Last week I began my second year of online learning with a 7th grade class in Deerfield Illinois. For me, living in Israel, this means waking up at 3:00a.m. to teach the 7:00p.m. Deerfield class. But despite the challenge (it usually takes me through Shabbat to get my internal clock back on track) I enjoy the interaction with the kids who are engaged, curious and ready to explore new concepts and ideas.
My 2014 class started off on an awkward note. We are using the Webex conferencing software to facilitate the class and, immediately after I launched the class, I received a message from Webex to tell me that the "audio part of the conference is not working today." Since the class runs for half an hour, there seemed to be no reason to close the class and start it again which would have taken up more than half the class time so we decided to conduct the entire class on chat.
Luckily I'm a fast typist and I spent the next hour typing my heart out -- answering the kids' chat questions and comments, giving them directions and providing them with an overview of what subjects would be covered during their 9-week class on "Israel."
The second challenge occurred when Facebook failed me. To show the kids some of the unique aspects of Israel I had planned to have them take a look at the Facebook "Only In Israel" page. (https://www.facebook.com/groups/OnlyInIsrael/). I created a username and password so that the students would be able to click in but Facebook doesn't like multiple sign-ins from multiple devices and they effectively blocked my activity.
Live and learn. We moved on to the next activity and I quickly located an appropriate video that would fill in the class time.

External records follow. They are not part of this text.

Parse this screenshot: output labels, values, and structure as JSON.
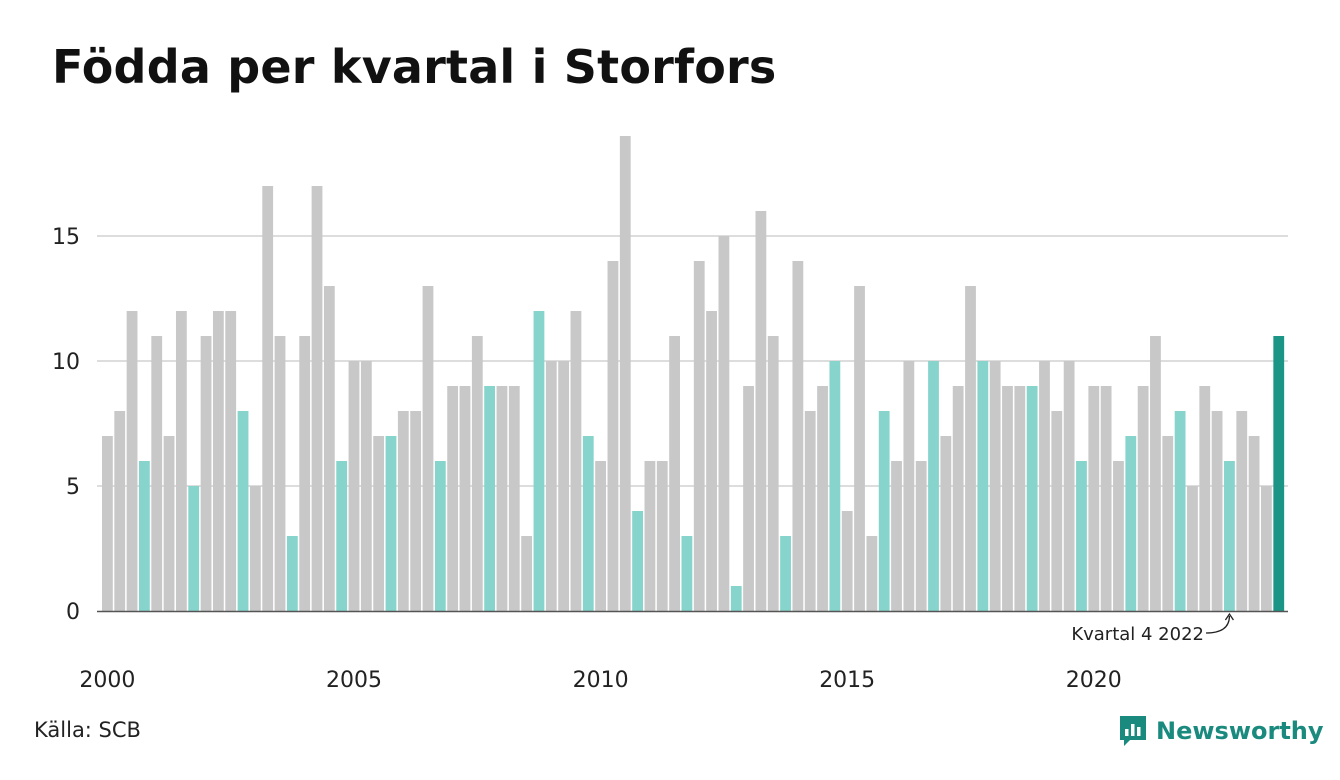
{
  "colors": {
    "gray": "#c8c8c8",
    "teal_light": "#86d4cc",
    "teal_dark": "#1b9586",
    "grid": "#dddddd",
    "axis": "#555555",
    "logo": "#1a8a7e"
  },
  "chart_data": {
    "type": "bar",
    "title": "Födda per kvartal i Storfors",
    "ylim": [
      0,
      19
    ],
    "y_ticks": [
      0,
      5,
      10,
      15
    ],
    "x_tick_labels": [
      "2000",
      "2005",
      "2010",
      "2015",
      "2020"
    ],
    "grid": true,
    "start_year": 2000,
    "quarters_per_year": 4,
    "values": [
      7,
      8,
      12,
      6,
      11,
      7,
      12,
      5,
      11,
      12,
      12,
      8,
      5,
      17,
      11,
      3,
      11,
      17,
      13,
      6,
      10,
      10,
      7,
      7,
      8,
      8,
      13,
      6,
      9,
      9,
      11,
      9,
      9,
      9,
      3,
      12,
      10,
      10,
      12,
      7,
      6,
      14,
      19,
      4,
      6,
      6,
      11,
      3,
      14,
      12,
      15,
      1,
      9,
      16,
      11,
      3,
      14,
      8,
      9,
      10,
      4,
      13,
      3,
      8,
      6,
      10,
      6,
      10,
      7,
      9,
      13,
      10,
      10,
      9,
      9,
      9,
      10,
      8,
      10,
      6,
      9,
      9,
      6,
      7,
      9,
      11,
      7,
      8,
      5,
      9,
      8,
      6,
      8,
      7,
      5,
      11
    ],
    "highlight_quarter": 4,
    "annotation": {
      "text": "Kvartal 4 2022",
      "target_index": 91
    }
  },
  "source": {
    "text": "Källa: SCB"
  },
  "logo": {
    "text": "Newsworthy",
    "icon": "newsworthy-chart-icon"
  }
}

1. There's more than one way to skin a cat. If something goes wrong, you can usually find your way around it and should be prepared to do so. In the future, I'm going to make sure that I always have an alternate platform available -- probably Skype. I don't like skype as well as Webex because it doesn't offer the same opportunity to post documents, videos and other materials directly on the screen. However, it would have been a lot easier to have moved over to Skype and continue the class there than to type like a madwoman for 60 minutes.

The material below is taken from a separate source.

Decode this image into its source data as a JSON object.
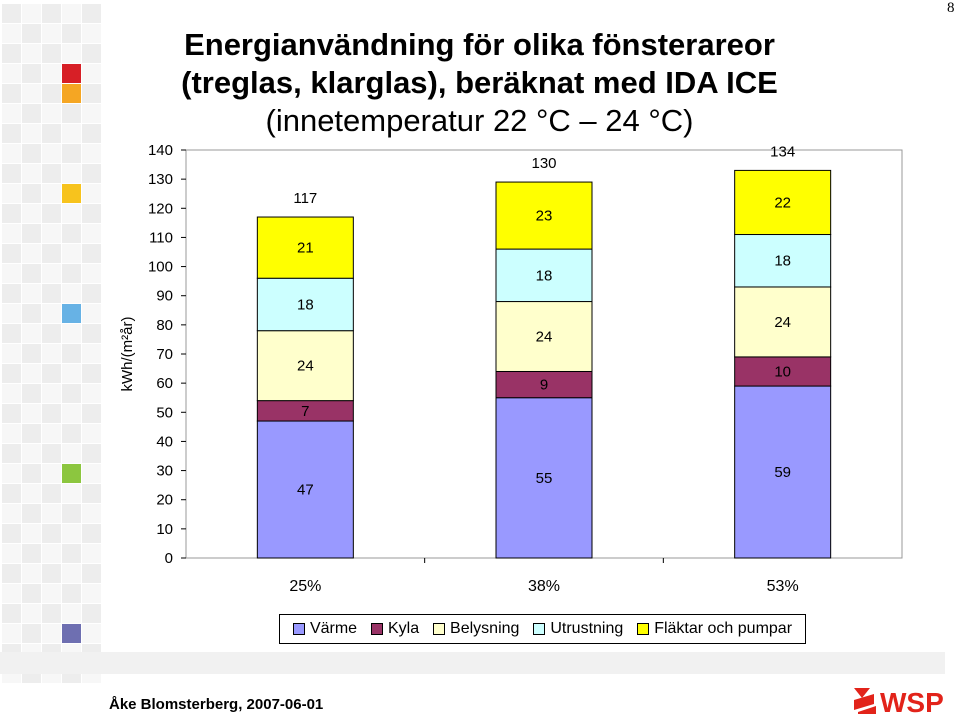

2. Always have a back-up lesson plan. I've found that, for a half-hour lesson, we generally have time for 2-3 activities including preparatory activities, the core information that I want to present and follow-up activities. It's important to have one extra activity ready to supplement anything that doesn't work.

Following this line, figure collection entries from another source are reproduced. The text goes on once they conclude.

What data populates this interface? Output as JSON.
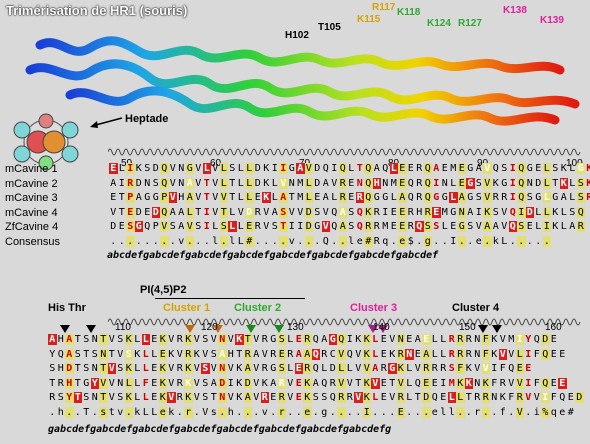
{
  "title": "Trimérisation de HR1 (souris)",
  "heptad_label": "Heptade",
  "heptad_letters": [
    "a",
    "b",
    "c",
    "d",
    "e",
    "f",
    "g"
  ],
  "residues": [
    {
      "label": "H102",
      "color": "#000000"
    },
    {
      "label": "T105",
      "color": "#000000"
    },
    {
      "label": "K115",
      "color": "#d4a400"
    },
    {
      "label": "R117",
      "color": "#d4a400"
    },
    {
      "label": "K118",
      "color": "#2eaa2e"
    },
    {
      "label": "K124",
      "color": "#2eaa2e"
    },
    {
      "label": "R127",
      "color": "#2eaa2e"
    },
    {
      "label": "K138",
      "color": "#e0209a"
    },
    {
      "label": "K139",
      "color": "#e0209a"
    }
  ],
  "block1": {
    "numbers": [
      "50",
      "60",
      "70",
      "80",
      "90",
      "100"
    ],
    "rows": [
      {
        "name": "mCavine 1",
        "seq": "ELIKSDQVNGVLVLSLLDKIIGAVDQIQLTQAQLEERQAEMEGAVQSIQGELSKLGK"
      },
      {
        "name": "mCavine 2",
        "seq": "AIRDNSQVNAVTVLTLLDKLVNMLDAVRENQHNMEQRQINLEGSVKGIQNDLTKLSK"
      },
      {
        "name": "mCavine 3",
        "seq": "ETPAGGPVHAVTVVTLLEKLATMLEALRERQGGLAQRQGGLAGSVRRIQSGLGALSR"
      },
      {
        "name": "mCavine 4",
        "seq": "VTEDEDQAALTIVTLVDRVASVVDSVQASQKRIEERHREMGNAIKSVQIDLLKLSQ"
      },
      {
        "name": "ZfCavine 4",
        "seq": "DESGQPVSAVSILSLLERVSTIIDGVQASQRRMEERQSSLEGSVAAVQSELIKLAR"
      },
      {
        "name": "Consensus",
        "seq": "........v...l.lL#....v...Q..le#Rq.e$.g..I..e.kL....."
      }
    ],
    "heptad": "abcdefgabcdefgabcdefgabcdefgabcdefgabcdefgabcdefgabcdef"
  },
  "block2": {
    "pi_label": "PI(4,5)P2",
    "clusters": [
      {
        "label": "His  Thr",
        "color": "#000000"
      },
      {
        "label": "Cluster 1",
        "color": "#d4a400"
      },
      {
        "label": "Cluster 2",
        "color": "#2eaa2e"
      },
      {
        "label": "Cluster 3",
        "color": "#e0209a"
      },
      {
        "label": "Cluster 4",
        "color": "#000000"
      }
    ],
    "numbers": [
      "110",
      "120",
      "130",
      "140",
      "150",
      "160"
    ],
    "rows": [
      {
        "seq": "AHATSNTVSKLLEKVRKVSVNVKTVRGSLERQAGQIKKLEVNEAELLRRRNFKVMIYQDE"
      },
      {
        "seq": "YQASTSNTVSKLLEKVRKVSAHTRAVRERAAQRCVQVKLEKRNEALLRRRNFKVVLIFQEE"
      },
      {
        "seq": "SHDTSNTVSKLLEKVRKVSVNVKAVRGSLERQLDLLVVARGKLVRRRSFKVVIFQEE"
      },
      {
        "seq": "TRHTGYVVNLLFEKVRKVSADIKDVKARVEKAQRVVTKVETVLQEEIMKKNKFRVVIFQEE"
      },
      {
        "seq": "RSYTSNTVSKLLEKVRKVSTNVKAVRERVEKSSQRRVKLEVRLTDQELLTRRNKFRVVIFQED"
      },
      {
        "seq": ".h..T.stv.kLLek.r.Vs.h...v.r..e.g....I...E...ell..r..f.V.i%qe#"
      }
    ],
    "heptad": "gabcdefgabcdefgabcdefgabcdefgabcdefgabcdefgabcdefgabcdefg"
  }
}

When you're counting on technology to facilitate your lesson plan, you might as well assume that something won't work. If everything goes smoothly, that's great. But I will, in the future, be preparing a back-up plan for all of my lessons.
3. The kids will give you the benefit of the doubt. I don't think that I could get away with a chat lesson a second time but here, the students were willing to give me the benefit of the doubt. They participated fully and we completed the material. It didn't go as any of us had intended but no one took advantage of the technological lapse and they did their best to ensure that the lesson was, under the conditions, a success.